Morning Dressing Struggels

How do I end the daily battle over dressing in the morning?

I have a 2.5 year old boy. Every day, we struggle on getting off his night time
diaper (he is almost day trained) and his PJs. I have tried setting a timer,
letting him pick the alarm sound, letting him pick his clothes, using a sticker chart and
explaining.  Four out of five times he will not comply and then it is a struggle with
screaming, crying  and kicking while I get him out of his PJs and diaper and into
his day clothes.  He is very verbal and will tell me ''I want to fuss/struggle.''

I will sometimes get angry and need to leave the room because it's so hard. I really
don't want to let him wear a dirty diaper and PJs to his school or daycare-and I
want us to have a pleasant morning because I won't see him for the rest of the
day. On the weekends, it's a little less of a struggle because the time element is
not as pressing. I don't want this to be a daily issue and I worry about damaging
his self-esteem and independence somehow with this daily struggle. Any advice
you can share would be appreciated!

Sad and Frazzled Mom (Berkeley Parents Network (www.parents.berkeley.edu)
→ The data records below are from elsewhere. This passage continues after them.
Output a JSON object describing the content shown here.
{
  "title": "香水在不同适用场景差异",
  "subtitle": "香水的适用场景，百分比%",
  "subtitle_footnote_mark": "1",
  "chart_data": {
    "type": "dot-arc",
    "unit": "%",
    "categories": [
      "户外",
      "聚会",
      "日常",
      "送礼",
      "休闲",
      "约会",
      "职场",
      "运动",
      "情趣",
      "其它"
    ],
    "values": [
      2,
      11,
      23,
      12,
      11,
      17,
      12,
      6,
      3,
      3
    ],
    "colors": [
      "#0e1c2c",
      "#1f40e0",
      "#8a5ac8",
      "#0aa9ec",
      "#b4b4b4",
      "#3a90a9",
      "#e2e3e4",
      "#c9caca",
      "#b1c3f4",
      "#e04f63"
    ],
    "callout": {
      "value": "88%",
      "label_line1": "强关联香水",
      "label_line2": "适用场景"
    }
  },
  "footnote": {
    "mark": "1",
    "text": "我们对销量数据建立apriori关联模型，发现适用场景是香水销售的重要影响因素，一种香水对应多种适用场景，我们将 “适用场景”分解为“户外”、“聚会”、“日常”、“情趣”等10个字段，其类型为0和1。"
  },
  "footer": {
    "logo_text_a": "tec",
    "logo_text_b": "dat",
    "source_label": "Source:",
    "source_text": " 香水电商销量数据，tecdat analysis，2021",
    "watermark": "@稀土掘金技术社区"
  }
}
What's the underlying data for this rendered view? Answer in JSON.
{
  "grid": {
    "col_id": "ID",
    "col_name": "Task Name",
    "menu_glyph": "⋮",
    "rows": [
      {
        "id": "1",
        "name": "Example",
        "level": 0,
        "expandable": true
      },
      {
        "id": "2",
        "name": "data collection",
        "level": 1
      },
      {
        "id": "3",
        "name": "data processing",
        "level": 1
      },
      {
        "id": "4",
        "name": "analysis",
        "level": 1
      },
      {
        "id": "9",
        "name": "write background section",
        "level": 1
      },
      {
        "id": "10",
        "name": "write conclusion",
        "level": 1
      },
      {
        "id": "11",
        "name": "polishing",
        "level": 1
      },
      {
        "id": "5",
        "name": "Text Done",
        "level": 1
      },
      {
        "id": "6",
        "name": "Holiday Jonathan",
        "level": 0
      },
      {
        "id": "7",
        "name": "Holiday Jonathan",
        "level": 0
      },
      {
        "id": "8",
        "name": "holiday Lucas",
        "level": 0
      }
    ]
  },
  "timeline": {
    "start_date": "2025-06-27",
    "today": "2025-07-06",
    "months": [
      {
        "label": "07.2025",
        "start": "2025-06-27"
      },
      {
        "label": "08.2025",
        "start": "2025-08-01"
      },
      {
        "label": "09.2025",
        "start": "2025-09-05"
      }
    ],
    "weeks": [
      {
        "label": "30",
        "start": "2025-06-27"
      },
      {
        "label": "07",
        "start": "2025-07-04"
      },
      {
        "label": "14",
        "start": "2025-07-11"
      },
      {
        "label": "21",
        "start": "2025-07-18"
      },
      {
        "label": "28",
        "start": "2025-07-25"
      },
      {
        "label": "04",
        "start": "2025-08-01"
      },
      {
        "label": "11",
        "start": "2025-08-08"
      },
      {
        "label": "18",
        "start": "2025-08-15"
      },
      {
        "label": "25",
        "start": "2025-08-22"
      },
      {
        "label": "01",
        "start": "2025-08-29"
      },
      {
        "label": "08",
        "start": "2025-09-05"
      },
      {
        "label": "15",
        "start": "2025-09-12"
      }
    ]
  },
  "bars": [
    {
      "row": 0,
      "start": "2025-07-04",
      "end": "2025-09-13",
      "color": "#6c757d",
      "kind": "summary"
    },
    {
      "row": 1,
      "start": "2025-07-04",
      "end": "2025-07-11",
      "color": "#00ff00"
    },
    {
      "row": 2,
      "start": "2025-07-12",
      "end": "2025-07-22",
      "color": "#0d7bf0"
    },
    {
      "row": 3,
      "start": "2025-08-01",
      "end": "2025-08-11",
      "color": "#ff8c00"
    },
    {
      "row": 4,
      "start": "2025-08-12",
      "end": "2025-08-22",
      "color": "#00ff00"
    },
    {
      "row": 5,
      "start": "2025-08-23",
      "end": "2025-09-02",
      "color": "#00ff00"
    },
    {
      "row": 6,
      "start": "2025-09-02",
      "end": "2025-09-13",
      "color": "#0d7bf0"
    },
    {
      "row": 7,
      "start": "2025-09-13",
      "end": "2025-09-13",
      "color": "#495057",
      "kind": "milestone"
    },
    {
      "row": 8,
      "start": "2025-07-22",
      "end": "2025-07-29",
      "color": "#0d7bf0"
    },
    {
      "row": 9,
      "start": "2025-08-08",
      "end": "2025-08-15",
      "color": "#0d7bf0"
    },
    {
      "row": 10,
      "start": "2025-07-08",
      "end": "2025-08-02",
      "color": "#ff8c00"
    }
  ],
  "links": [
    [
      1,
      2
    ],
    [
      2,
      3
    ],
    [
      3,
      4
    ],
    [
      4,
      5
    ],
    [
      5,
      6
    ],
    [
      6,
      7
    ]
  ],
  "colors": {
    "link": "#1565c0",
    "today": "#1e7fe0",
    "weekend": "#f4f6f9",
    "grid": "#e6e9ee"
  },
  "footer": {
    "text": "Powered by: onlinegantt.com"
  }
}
First of all, there are no momswho have not had days when they felt “sad,” “frazzled,” or both.  It’s very hard to sustain your parenting confidence when you are doing all the right things and they don’t work!  Sometimes you just need to hit the reset button to get onto a more successful track, even if what you’ve been doing makes perfect sense.  Remember that a general, if mistaken, human tendency is: when something you do doesn’t work, do more of it.

So, let’s take a different approach to your “Battles by the Bay.”  Your son sounds very developed verbally and socially and VERY sure of his own mind. I suggest you go WITH his strengths instead of butting heads against them. How? Let him arrive at the conclusion that he doesn't want to go to daycare in his PJ and dirty diaper on his own. Follow these steps:

1.  Coordinate with his daycare provider that for a few days he will arrive in PJ and dirty diaper.

2. Continue your morning routine, giving him 5 minutes to change (with as little help from you as possible).  Better than a timer (time ticking downis still rather abstract for him) is a CD: tell him he can change during two specific songs. Once they end, it's  time to go to daycare. He goes"as is."  

3.  At daycare, tell the teacher,loudly enough so he can hear it,"I am sorry Sam came in his PJ and diaper today.He didn't change in time at home."  

4. Coordinate with the teacher (in advance) that she say something mildly (mildly!) disapproving, e.g. "Well, that's too bad.  I’ll help you change when you’re ready to do it quickly.” (This kind of mild disapproval would not be not harmful for a 2.5 year old (for whom wearing diapers is perfectly normal) but would be, and should be avoided, for older kids).  Use the change of clothes you have at daycare for messes/accidents.

With no drama at home (thus, no gain in asserting himself), and the implied pressure of expectations at school, your sonshould come around within a few days.

In addition, your son may be reacting to  pressure he feelsto stay dry all day.  Dial it down, including too much praise and encouragement.  Finally, increase the appeal of the outfits you have for each school day.  Let him choose some shirts with trains, animals, etc., and set them out only for weekday mornings.

On another note: Many kids (usually younger) go through a phase the other way round: they strip naked whenever they can.  At home, you should say as little as possible.  With no drama, it will pass once your child gets cold (keep the thermostat low) or scrapes his bottom.  For outings, dress him in overalls put on backwards (front to back) fastening the shoulders straps snuggly.

Mark Twain said: “Naked people have little or no influence on society,” but try telling that to a toddler!